Leeds have only been profitable once in the last decade – and that was just £1m in 2017. Since then, losses steadily increased in the Championship, following the arrival of owner Andrea Radrizzani, as Leeds invested big sums to help secure promotion, leading to a £62m deficit in 2020.

Leeds’ revenue has increased by £135m since promotion from the Championship from £54m to £189m, the highest ever for the club. This is 5.5 times as much as it was before Radrizzani bought the club in May 2017.  The difference in the top flight is particularly evident in broadcasting, which is £107m higher, thanks to the amazing Premier League TV deal. However, there have also been impressive increases in commercial, up £15m (44%), while match day has more than doubled from £11m to £25m.   Leeds’ revenue growth since 2018 is the highest of the mid-size clubs, albeit obviously boosted by the promotion impact.

Broadcasting is the most important revenue stream with 61%, followed by commercial 26% and match day 13%.  This is the lowest in the Premier League outside the Big Six. This means that their performance is very good in terms of commercial (particularly) and match day.

The wage bill has shot up by £100m in the last five years, so is now almost six times as much as the £21m paid in 2017.  Despite the increase, Leeds’ £121m wage bill is still firmly in the bottom half of the Premier League, sandwiched between Crystal Palace and Wolves. The top four clubs pay around three times as much as Leeds.

Despite the increase, Leeds’ £121m wage bill is still firmly in the bottom half of the Premier League, sandwiched between Crystal Palace and Wolves. The top four clubs pay around three times as much as Leeds.

Leeds’ £73m debt is pretty low for the Premier League, far below the likes of Tottenham £853m (to fund their new stadium) and Manchester United £636m (Glazers’ leveraged buy-out).

If we compare transfer debt to revenue, Leeds owe 55%, which is the third highest in the Premier League, only behind Aston Villa and Tottenham. This is something that the club will have to keep an eye on, especially as these figures do not include their large outlay this season.

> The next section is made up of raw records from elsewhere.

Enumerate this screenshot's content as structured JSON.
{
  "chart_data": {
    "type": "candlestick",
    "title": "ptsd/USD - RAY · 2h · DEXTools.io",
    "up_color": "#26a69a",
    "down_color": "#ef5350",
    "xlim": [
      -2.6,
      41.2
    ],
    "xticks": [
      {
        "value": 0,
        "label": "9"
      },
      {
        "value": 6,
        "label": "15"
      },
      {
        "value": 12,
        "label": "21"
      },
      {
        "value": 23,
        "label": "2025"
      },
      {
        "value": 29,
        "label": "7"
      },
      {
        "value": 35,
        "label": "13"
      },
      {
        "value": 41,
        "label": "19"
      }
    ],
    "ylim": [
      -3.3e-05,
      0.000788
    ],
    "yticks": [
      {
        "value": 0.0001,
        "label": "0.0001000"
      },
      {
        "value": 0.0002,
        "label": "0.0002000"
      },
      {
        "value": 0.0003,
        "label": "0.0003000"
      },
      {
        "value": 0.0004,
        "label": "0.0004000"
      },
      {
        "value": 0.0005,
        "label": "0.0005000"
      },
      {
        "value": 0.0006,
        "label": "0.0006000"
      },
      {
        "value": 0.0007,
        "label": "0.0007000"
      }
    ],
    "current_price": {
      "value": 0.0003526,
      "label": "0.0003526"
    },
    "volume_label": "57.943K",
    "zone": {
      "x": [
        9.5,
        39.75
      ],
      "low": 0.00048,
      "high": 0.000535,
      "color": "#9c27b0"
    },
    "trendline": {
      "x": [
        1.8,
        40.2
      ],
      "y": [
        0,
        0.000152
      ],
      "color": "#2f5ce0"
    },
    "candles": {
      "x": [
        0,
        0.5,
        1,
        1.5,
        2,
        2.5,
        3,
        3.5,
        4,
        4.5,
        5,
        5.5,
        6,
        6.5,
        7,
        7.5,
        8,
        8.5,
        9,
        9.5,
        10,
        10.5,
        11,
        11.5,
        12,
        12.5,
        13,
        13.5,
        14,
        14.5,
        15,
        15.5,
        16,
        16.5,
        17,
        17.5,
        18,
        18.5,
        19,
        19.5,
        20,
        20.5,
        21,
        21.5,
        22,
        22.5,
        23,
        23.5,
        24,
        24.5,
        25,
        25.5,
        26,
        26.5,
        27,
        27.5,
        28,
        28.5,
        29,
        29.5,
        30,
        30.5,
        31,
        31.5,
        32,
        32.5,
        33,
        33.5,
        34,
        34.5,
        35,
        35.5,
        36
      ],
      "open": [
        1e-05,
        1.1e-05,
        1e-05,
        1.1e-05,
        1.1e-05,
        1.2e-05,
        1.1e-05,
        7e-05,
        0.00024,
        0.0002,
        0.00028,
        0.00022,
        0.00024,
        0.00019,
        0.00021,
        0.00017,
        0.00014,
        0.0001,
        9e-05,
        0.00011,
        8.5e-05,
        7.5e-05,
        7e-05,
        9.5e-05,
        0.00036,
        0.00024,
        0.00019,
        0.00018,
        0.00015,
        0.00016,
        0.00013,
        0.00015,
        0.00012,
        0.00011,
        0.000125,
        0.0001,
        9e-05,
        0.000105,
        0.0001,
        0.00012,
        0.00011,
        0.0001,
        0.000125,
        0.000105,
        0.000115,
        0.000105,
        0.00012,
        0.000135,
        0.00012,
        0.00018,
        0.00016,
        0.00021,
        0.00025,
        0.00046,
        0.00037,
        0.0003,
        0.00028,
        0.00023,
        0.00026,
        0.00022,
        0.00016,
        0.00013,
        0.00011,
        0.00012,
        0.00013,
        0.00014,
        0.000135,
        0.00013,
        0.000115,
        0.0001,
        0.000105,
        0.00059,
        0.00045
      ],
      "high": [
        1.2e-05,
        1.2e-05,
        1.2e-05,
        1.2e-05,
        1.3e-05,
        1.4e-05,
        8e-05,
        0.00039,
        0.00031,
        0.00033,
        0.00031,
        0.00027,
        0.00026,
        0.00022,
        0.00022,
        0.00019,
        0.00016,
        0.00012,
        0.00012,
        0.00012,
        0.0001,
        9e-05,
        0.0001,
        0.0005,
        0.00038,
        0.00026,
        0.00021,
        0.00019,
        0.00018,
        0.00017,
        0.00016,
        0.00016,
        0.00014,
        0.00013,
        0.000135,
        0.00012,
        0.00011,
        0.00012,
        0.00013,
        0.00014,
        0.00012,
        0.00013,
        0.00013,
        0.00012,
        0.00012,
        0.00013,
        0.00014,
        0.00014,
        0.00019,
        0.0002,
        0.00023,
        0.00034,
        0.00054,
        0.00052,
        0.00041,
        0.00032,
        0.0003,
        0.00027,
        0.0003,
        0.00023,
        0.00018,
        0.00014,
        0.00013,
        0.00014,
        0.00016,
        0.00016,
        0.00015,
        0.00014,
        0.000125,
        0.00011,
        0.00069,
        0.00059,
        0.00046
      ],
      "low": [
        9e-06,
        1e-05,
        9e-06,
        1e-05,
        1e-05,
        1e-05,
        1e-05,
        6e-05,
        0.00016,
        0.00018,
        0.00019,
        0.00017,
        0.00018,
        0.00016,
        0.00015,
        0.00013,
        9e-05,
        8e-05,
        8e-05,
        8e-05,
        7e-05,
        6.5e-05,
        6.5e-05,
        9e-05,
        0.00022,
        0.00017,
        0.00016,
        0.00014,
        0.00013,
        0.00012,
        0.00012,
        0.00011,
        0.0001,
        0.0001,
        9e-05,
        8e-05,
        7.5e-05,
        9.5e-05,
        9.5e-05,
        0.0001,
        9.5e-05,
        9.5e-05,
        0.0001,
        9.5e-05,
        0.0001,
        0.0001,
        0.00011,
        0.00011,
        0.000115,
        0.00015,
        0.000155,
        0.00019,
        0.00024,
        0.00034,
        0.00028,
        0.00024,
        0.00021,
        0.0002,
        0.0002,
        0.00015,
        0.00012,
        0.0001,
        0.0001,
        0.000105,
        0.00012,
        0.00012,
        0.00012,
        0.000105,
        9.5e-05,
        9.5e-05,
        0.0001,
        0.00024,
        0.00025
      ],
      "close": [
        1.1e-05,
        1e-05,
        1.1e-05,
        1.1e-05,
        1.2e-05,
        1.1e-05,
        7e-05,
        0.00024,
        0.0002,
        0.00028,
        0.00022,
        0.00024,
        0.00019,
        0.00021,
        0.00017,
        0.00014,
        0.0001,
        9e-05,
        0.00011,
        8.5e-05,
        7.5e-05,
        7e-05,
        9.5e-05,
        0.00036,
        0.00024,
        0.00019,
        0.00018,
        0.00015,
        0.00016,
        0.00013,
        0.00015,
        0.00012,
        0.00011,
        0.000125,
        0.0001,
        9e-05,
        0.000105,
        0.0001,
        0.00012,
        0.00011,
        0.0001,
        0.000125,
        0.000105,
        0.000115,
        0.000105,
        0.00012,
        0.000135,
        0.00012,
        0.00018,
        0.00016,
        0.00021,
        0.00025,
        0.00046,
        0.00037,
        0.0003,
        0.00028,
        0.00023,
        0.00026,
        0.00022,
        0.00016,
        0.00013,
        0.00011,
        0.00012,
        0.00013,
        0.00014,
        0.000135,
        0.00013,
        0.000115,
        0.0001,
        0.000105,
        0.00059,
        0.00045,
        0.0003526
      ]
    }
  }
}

Leeds’ £93m owner funding in the last five years is not that high in the Premier League. In that period, owners at five clubs have put in more than £200m, including three who have similar aspirations to the Yorkshire club, namely Everton £574m, Aston Villa £351m and Brighton £216m.

Media reports suggest that the consortium led by 49ers Enterprises has an option until January 2024 to buy the club (reportedly for more than £400m). There is speculation that this option could be triggered at the end of this season, though this could be dependent on whether Leeds stay up.

Promotion to the Premier League has clearly transformed Leeds United’s finances, even though “second season” syndrome resulted in them losing money in 2021/22. They have a structural competitive advantage from being the only club in the UK’s third biggest city, as seen by the strong commercial results, so the future is bright - as long as they manage to avoid relegation.